We also noticed that the fertilized egg thermal profile showed similar structures that were not dependent on the period of egg turning. However, the low resolution of thermal cameras can compromise the recognition of features; that is, the distance and transmittance effects can compromise the detection of features. We observed that errors occurring during the collection of data may be responsible for poor radiometric data, and consequently, the misclassification of eggs. For the testing results, we observed that a few unfertilized eggs in each treatment were not sufficient to infer that different turning periods could improve the detection of a class. However, using these datasets, we could test the deep learning model and ensure the potential for detecting embryos (by exclusion of unfertilized eggs) in the early stages of incubation. The majority of unfertilized eggs were correctly recognized, although the error caused by false-positive detections led the precision of the model to low values (with the exception of the 12 h intervals, which presented a low error, but only one fertilized egg).
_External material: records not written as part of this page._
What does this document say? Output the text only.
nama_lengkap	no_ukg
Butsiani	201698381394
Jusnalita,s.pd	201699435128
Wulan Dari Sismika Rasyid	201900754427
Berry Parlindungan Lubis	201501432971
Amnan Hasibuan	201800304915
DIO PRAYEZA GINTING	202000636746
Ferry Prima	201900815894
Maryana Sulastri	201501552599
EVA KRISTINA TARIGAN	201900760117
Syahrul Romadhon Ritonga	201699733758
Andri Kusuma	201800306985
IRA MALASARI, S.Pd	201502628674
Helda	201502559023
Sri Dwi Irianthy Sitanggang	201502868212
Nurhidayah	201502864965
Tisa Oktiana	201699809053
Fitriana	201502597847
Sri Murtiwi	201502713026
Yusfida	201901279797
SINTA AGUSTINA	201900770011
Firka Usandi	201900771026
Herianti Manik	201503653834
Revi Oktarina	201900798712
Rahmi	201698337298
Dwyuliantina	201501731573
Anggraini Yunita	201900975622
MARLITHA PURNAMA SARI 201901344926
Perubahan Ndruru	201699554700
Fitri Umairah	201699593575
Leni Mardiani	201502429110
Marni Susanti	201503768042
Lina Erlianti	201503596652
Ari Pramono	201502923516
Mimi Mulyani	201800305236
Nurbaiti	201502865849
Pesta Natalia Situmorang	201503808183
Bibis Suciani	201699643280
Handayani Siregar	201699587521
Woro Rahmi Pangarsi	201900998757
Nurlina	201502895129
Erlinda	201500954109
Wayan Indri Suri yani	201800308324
This work proved that it is possible to use a nondestructive and noninvasive method to identify embryos in the early stages of development. In addition, thermal cameras can contribute to an enhanced hatching rate because unfertilized eggs can be removed in early incubation, which represents a gain in overcoming waste of resources, such as space and energy in quail breeding farms. High throughput applications of the methodology proposed in this work are possible. However, fine studies will be addressed for standardization of isotherms filtering, as the lack of filtering pattern represents the main bottleneck for the methodology presented herewith. The breakthrough methodology proposed to identify embryos in early stages during incubation period can be extended to other avian eggs. Furthermore, low-cost devices and online inference are possible as well. Further studies will be conducted in this regard by expanding data sets and developing fine-tuning kernels for fertilized eggs thermal imaging.

5. Conclusions

The methodology developed in this study was able to identify different features of fertilized quail eggs from unfertilized eggs by using a thermal camera and deep learning algorithms. The use of isotherm analysis during the incubation period, associated with the deep learning object detection algorithms, showed immense potential to compose automated systems based on CV for the classification of unfertilized eggs in early stages. Different characteristics for fertilized eggs and unfertilized eggs were identified for all the evaluated treatments, and it was concluded that different periods of egg rotation do not interfere in the identification of embryos in early incubation. We noticed that unfertilized eggs could be identified after 12 h of incubation. To test the model, we reduced the original size and clustered all images into only one image dataset to test the robustness of the model when fitting the model all at once. The results showed that the model did not overfit the training dataset, as we could observe that most of our targets were correctly classified. The results from the evaluation of the models showed high mAP for the validation dataset. However, when testing the images under each treatment, the precision was reduced. Several reasons may be responsible for the reduced precision when testing the models, such as the short resolution of testing images and issues associated with errors when collecting data using a thermal camera. A further study will be conducted to enhance the precision of detection, including enlargement of the dataset and classification of fertilized eggs.